Data science professionals have been pushing the limits of IT infrastructure for decades. Dell Technologies and NVIDIA have responded with numerous advancements in computation, data storage options, and high-speed networking to meet that challenge. In this design guide, we show how you can manage those advances in hardware technology more efficiently, simultaneously preserving the impressive performance gains in a virtualized environment using the latest version of VMware virtualization software.
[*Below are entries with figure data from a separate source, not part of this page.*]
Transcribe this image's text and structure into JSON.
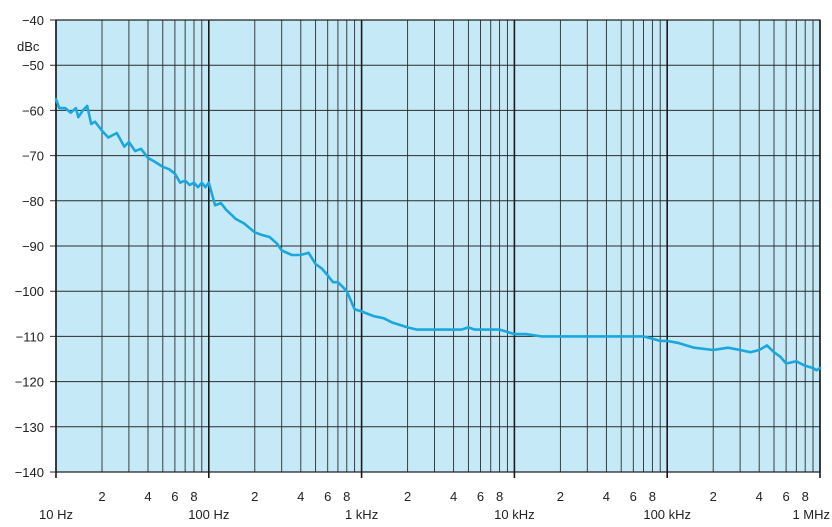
{
  "chart_data": {
    "type": "line",
    "title": "",
    "xlabel": "",
    "ylabel": "dBc",
    "x_scale": "log",
    "xlim": [
      10,
      1000000
    ],
    "ylim": [
      -140,
      -40
    ],
    "grid": true,
    "y_ticks": [
      {
        "value": -40,
        "label": "−40"
      },
      {
        "value": -50,
        "label": "−50"
      },
      {
        "value": -60,
        "label": "−60"
      },
      {
        "value": -70,
        "label": "−70"
      },
      {
        "value": -80,
        "label": "−80"
      },
      {
        "value": -90,
        "label": "−90"
      },
      {
        "value": -100,
        "label": "−100"
      },
      {
        "value": -110,
        "label": "−110"
      },
      {
        "value": -120,
        "label": "−120"
      },
      {
        "value": -130,
        "label": "−130"
      },
      {
        "value": -140,
        "label": "−140"
      }
    ],
    "x_major_ticks": [
      {
        "value": 10,
        "label": "10 Hz"
      },
      {
        "value": 100,
        "label": "100 Hz"
      },
      {
        "value": 1000,
        "label": "1 kHz"
      },
      {
        "value": 10000,
        "label": "10 kHz"
      },
      {
        "value": 100000,
        "label": "100 kHz"
      },
      {
        "value": 1000000,
        "label": "1 MHz"
      }
    ],
    "x_minor_tick_labels": [
      {
        "value": 20,
        "label": "2"
      },
      {
        "value": 40,
        "label": "4"
      },
      {
        "value": 60,
        "label": "6"
      },
      {
        "value": 80,
        "label": "8"
      },
      {
        "value": 200,
        "label": "2"
      },
      {
        "value": 400,
        "label": "4"
      },
      {
        "value": 600,
        "label": "6"
      },
      {
        "value": 800,
        "label": "8"
      },
      {
        "value": 2000,
        "label": "2"
      },
      {
        "value": 4000,
        "label": "4"
      },
      {
        "value": 6000,
        "label": "6"
      },
      {
        "value": 8000,
        "label": "8"
      },
      {
        "value": 20000,
        "label": "2"
      },
      {
        "value": 40000,
        "label": "4"
      },
      {
        "value": 60000,
        "label": "6"
      },
      {
        "value": 80000,
        "label": "8"
      },
      {
        "value": 200000,
        "label": "2"
      },
      {
        "value": 400000,
        "label": "4"
      },
      {
        "value": 600000,
        "label": "6"
      },
      {
        "value": 800000,
        "label": "8"
      }
    ],
    "series": [
      {
        "color": "#1aa7dd",
        "x": [
          10,
          10.5,
          11.5,
          12.5,
          13.5,
          14,
          15,
          16,
          17,
          18,
          20,
          22,
          25,
          28,
          30,
          33,
          36,
          40,
          45,
          50,
          55,
          60,
          65,
          70,
          75,
          80,
          85,
          90,
          95,
          100,
          110,
          120,
          130,
          140,
          150,
          170,
          200,
          220,
          250,
          280,
          300,
          350,
          400,
          450,
          500,
          550,
          600,
          650,
          700,
          750,
          800,
          900,
          1000,
          1200,
          1400,
          1600,
          1800,
          2000,
          2300,
          2600,
          3000,
          3500,
          4000,
          4500,
          5000,
          5500,
          6000,
          7000,
          8000,
          9000,
          10000,
          12000,
          15000,
          20000,
          25000,
          30000,
          35000,
          40000,
          45000,
          50000,
          60000,
          70000,
          80000,
          90000,
          100000,
          120000,
          150000,
          200000,
          250000,
          300000,
          350000,
          400000,
          450000,
          500000,
          550000,
          600000,
          700000,
          800000,
          900000,
          950000,
          1000000
        ],
        "y": [
          -57.5,
          -59.5,
          -59.5,
          -60.5,
          -59.5,
          -61.5,
          -60,
          -59,
          -63,
          -62.5,
          -64.5,
          -66,
          -65,
          -68,
          -67,
          -69,
          -68.5,
          -70.5,
          -71.5,
          -72.5,
          -73,
          -74,
          -76,
          -75.5,
          -76.5,
          -76,
          -77,
          -76,
          -77,
          -76,
          -81,
          -80.5,
          -82,
          -83,
          -84,
          -85,
          -87,
          -87.5,
          -88,
          -89.5,
          -91,
          -92,
          -92,
          -91.5,
          -94,
          -95,
          -96.5,
          -98,
          -98,
          -99,
          -100,
          -104,
          -104.5,
          -105.5,
          -106,
          -107,
          -107.5,
          -108,
          -108.5,
          -108.5,
          -108.5,
          -108.5,
          -108.5,
          -108.5,
          -108,
          -108.5,
          -108.5,
          -108.5,
          -108.5,
          -109,
          -109.5,
          -109.5,
          -110,
          -110,
          -110,
          -110,
          -110,
          -110,
          -110,
          -110,
          -110,
          -110,
          -110.5,
          -111,
          -111,
          -111.5,
          -112.5,
          -113,
          -112.5,
          -113,
          -113.5,
          -113,
          -112,
          -113.5,
          -114.5,
          -116,
          -115.5,
          -116.5,
          -117,
          -117.5,
          -117
        ]
      }
    ]
  }
}
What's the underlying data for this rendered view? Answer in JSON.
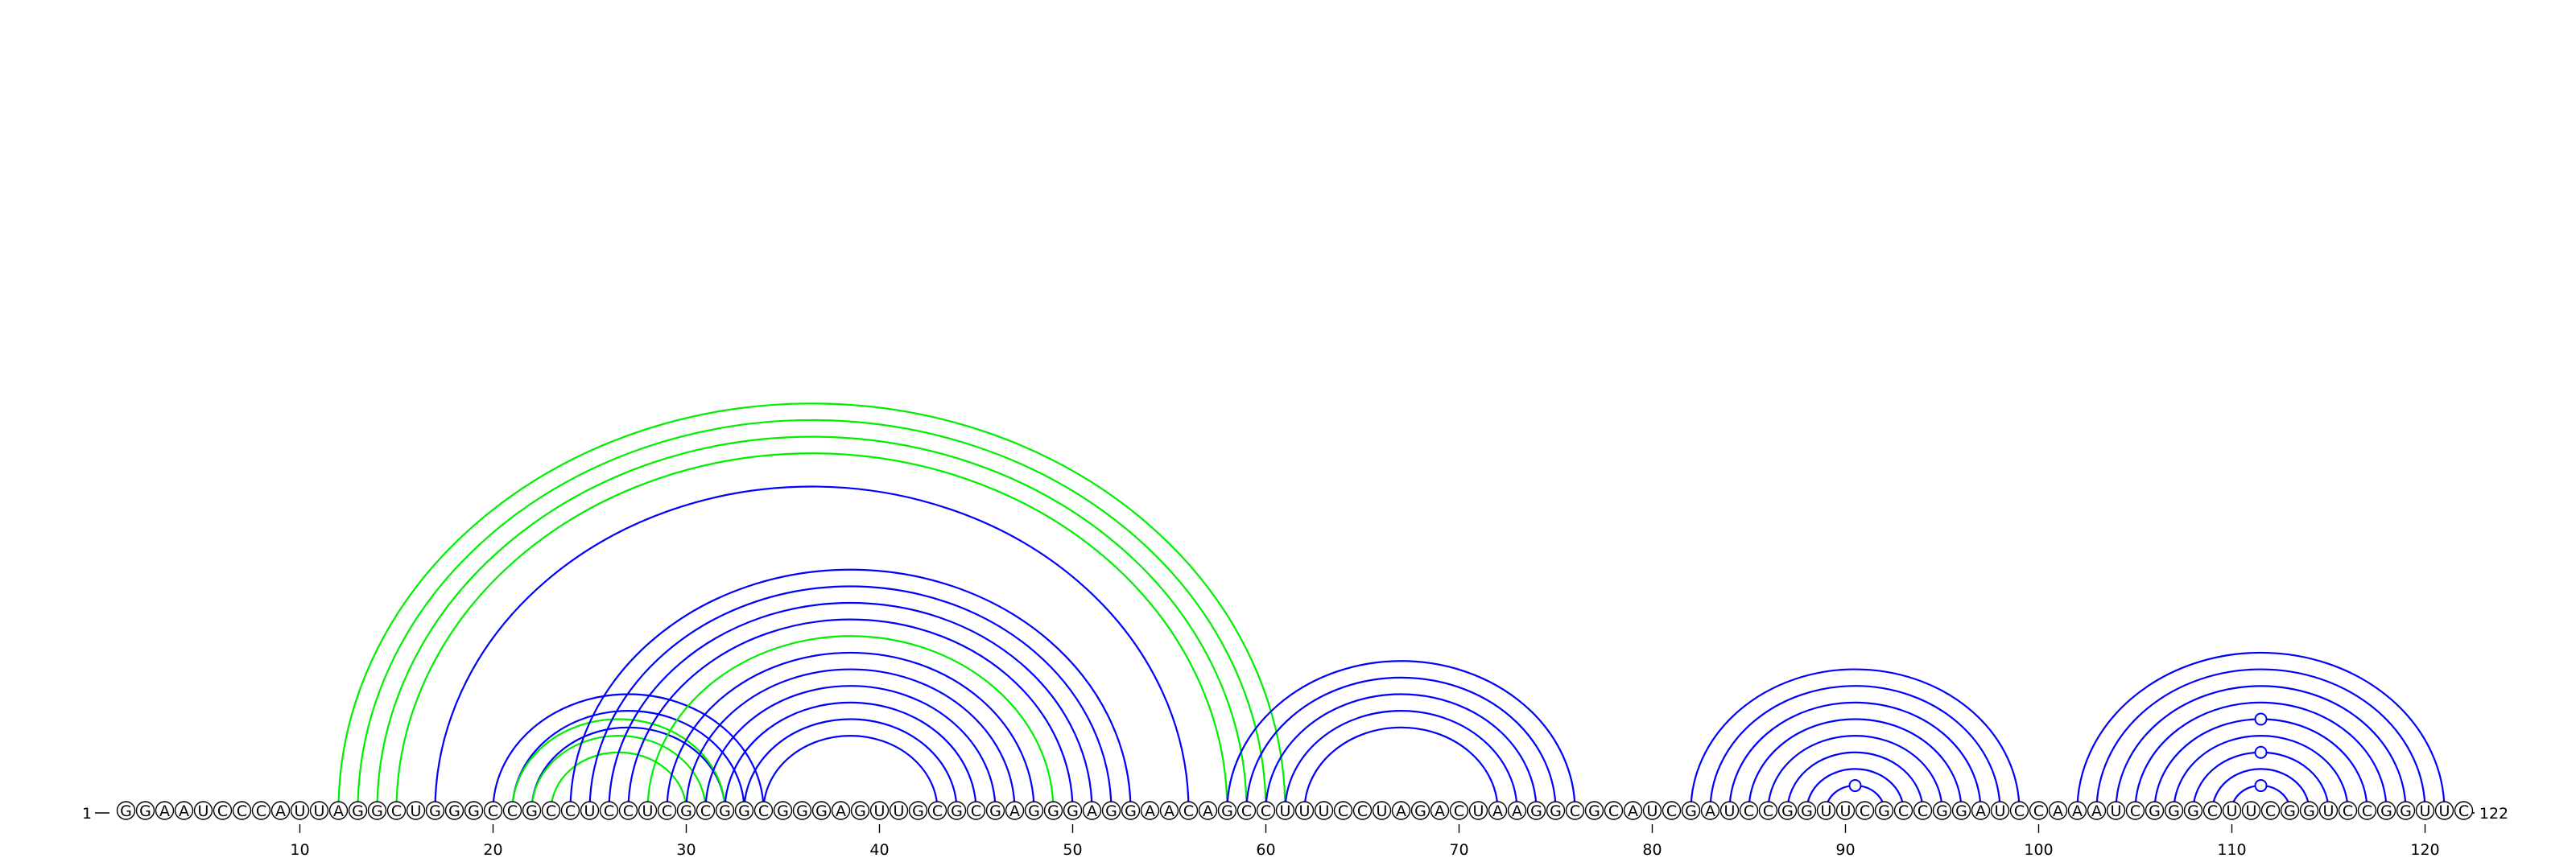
{
  "sequence": "GGAAUCCCAUUAGGCUGGGCCGCCUCCUCGCGGCGGGAGUUGCGCGAGGGAGGAACAGCCUUUCCUAGACUAAGGCGCAUCGAUCCGGUUCGCCGGAUCCAAAUCGGGCUUCGGUCCGGUUC",
  "start_label": "1",
  "end_label": "122",
  "tick_labels": [
    "10",
    "20",
    "30",
    "40",
    "50",
    "60",
    "70",
    "80",
    "90",
    "100",
    "110",
    "120"
  ],
  "colors": {
    "paired": "#0000ff",
    "alternate": "#00ee00",
    "nucleotide_fill": "#ffffff",
    "outline": "#000000"
  },
  "base_pairs": [
    {
      "i": 12,
      "j": 61,
      "color": "green"
    },
    {
      "i": 13,
      "j": 60,
      "color": "green"
    },
    {
      "i": 14,
      "j": 59,
      "color": "green"
    },
    {
      "i": 15,
      "j": 58,
      "color": "green"
    },
    {
      "i": 17,
      "j": 56,
      "color": "blue"
    },
    {
      "i": 20,
      "j": 34,
      "color": "blue"
    },
    {
      "i": 21,
      "j": 33,
      "color": "blue"
    },
    {
      "i": 22,
      "j": 32,
      "color": "blue"
    },
    {
      "i": 21,
      "j": 32,
      "color": "green"
    },
    {
      "i": 22,
      "j": 31,
      "color": "green"
    },
    {
      "i": 23,
      "j": 30,
      "color": "green"
    },
    {
      "i": 24,
      "j": 53,
      "color": "blue"
    },
    {
      "i": 25,
      "j": 52,
      "color": "blue"
    },
    {
      "i": 26,
      "j": 51,
      "color": "blue"
    },
    {
      "i": 27,
      "j": 50,
      "color": "blue"
    },
    {
      "i": 28,
      "j": 49,
      "color": "green"
    },
    {
      "i": 29,
      "j": 48,
      "color": "blue"
    },
    {
      "i": 30,
      "j": 47,
      "color": "blue"
    },
    {
      "i": 31,
      "j": 46,
      "color": "blue"
    },
    {
      "i": 32,
      "j": 45,
      "color": "blue"
    },
    {
      "i": 33,
      "j": 44,
      "color": "blue"
    },
    {
      "i": 34,
      "j": 43,
      "color": "blue"
    },
    {
      "i": 58,
      "j": 76,
      "color": "blue"
    },
    {
      "i": 59,
      "j": 75,
      "color": "blue"
    },
    {
      "i": 60,
      "j": 74,
      "color": "blue"
    },
    {
      "i": 61,
      "j": 73,
      "color": "blue"
    },
    {
      "i": 62,
      "j": 72,
      "color": "blue"
    },
    {
      "i": 82,
      "j": 99,
      "color": "blue"
    },
    {
      "i": 83,
      "j": 98,
      "color": "blue"
    },
    {
      "i": 84,
      "j": 97,
      "color": "blue"
    },
    {
      "i": 85,
      "j": 96,
      "color": "blue"
    },
    {
      "i": 86,
      "j": 95,
      "color": "blue"
    },
    {
      "i": 87,
      "j": 94,
      "color": "blue"
    },
    {
      "i": 88,
      "j": 93,
      "color": "blue"
    },
    {
      "i": 89,
      "j": 92,
      "color": "blue"
    },
    {
      "i": 102,
      "j": 121,
      "color": "blue"
    },
    {
      "i": 103,
      "j": 120,
      "color": "blue"
    },
    {
      "i": 104,
      "j": 119,
      "color": "blue"
    },
    {
      "i": 105,
      "j": 118,
      "color": "blue"
    },
    {
      "i": 106,
      "j": 117,
      "color": "blue"
    },
    {
      "i": 107,
      "j": 116,
      "color": "blue"
    },
    {
      "i": 108,
      "j": 115,
      "color": "blue"
    },
    {
      "i": 109,
      "j": 114,
      "color": "blue"
    },
    {
      "i": 110,
      "j": 113,
      "color": "blue"
    }
  ],
  "ring_markers": [
    {
      "at": 90.5
    },
    {
      "at": 111.5
    },
    {
      "at": 111.5
    },
    {
      "at": 111.5
    }
  ]
}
Nowhere have the performance advancements for data science been as rapid as the development of hardware accelerators based on the technology once used primarily for graphics processing. The newest generation of Ampere GPUs from NVIDIA provides up to 20 times higher performance over the prior generation of NVIDIA GPUs. The NVIDIA A100 GPU can be partitioned into seven GPU instances to dynamically adjust to shifting demands. This combination of GPU partitions and VMware virtualization gives IT professionals the tools that they need to meet the most demanding production machine learning workloads. It also meets the experimentation needs of large groups of data science users in a single platform.
In Dell Technologies, VMware, and NVIDIA technology integration, we list each of the components needed to successfully create an environment that can efficiently meet the various needs of data science work in support of AI from basic experimentation with a small isolated GPU partition to using full GPU instances for production scale model training.
In Design guidance, we describe the lab environment that we implemented to support the performance evaluation comparing several GPU partitioning approaches with the A100 and VMware VMs compared to the same workload on nonvirtualized A100 devices. We describe redundant networking designs for both 25 GbE and 100 GbE equipment. We also provide the best practices for deployment of NVIDIA Virtual GPU Manager for VMware vSphere and how to configure VMs to use GPU partitions base on the Multi-Instance GPU feature of the A100 GPU.
In Machine learning performance, we show the results of eight tests using different partition profiles for the A100 GPU running both training of an image classifier (ResNet 50 v 1.5) and inference using a trained ResNet model. The results show less than a 5 percent model training performance penalty compared to the gains of increased efficiency and throughput for inference. Using vGPU with hardware partitioning should result in more IT organizations deploying machine learning workloads for AI on VMware-managed platforms for most scenarios.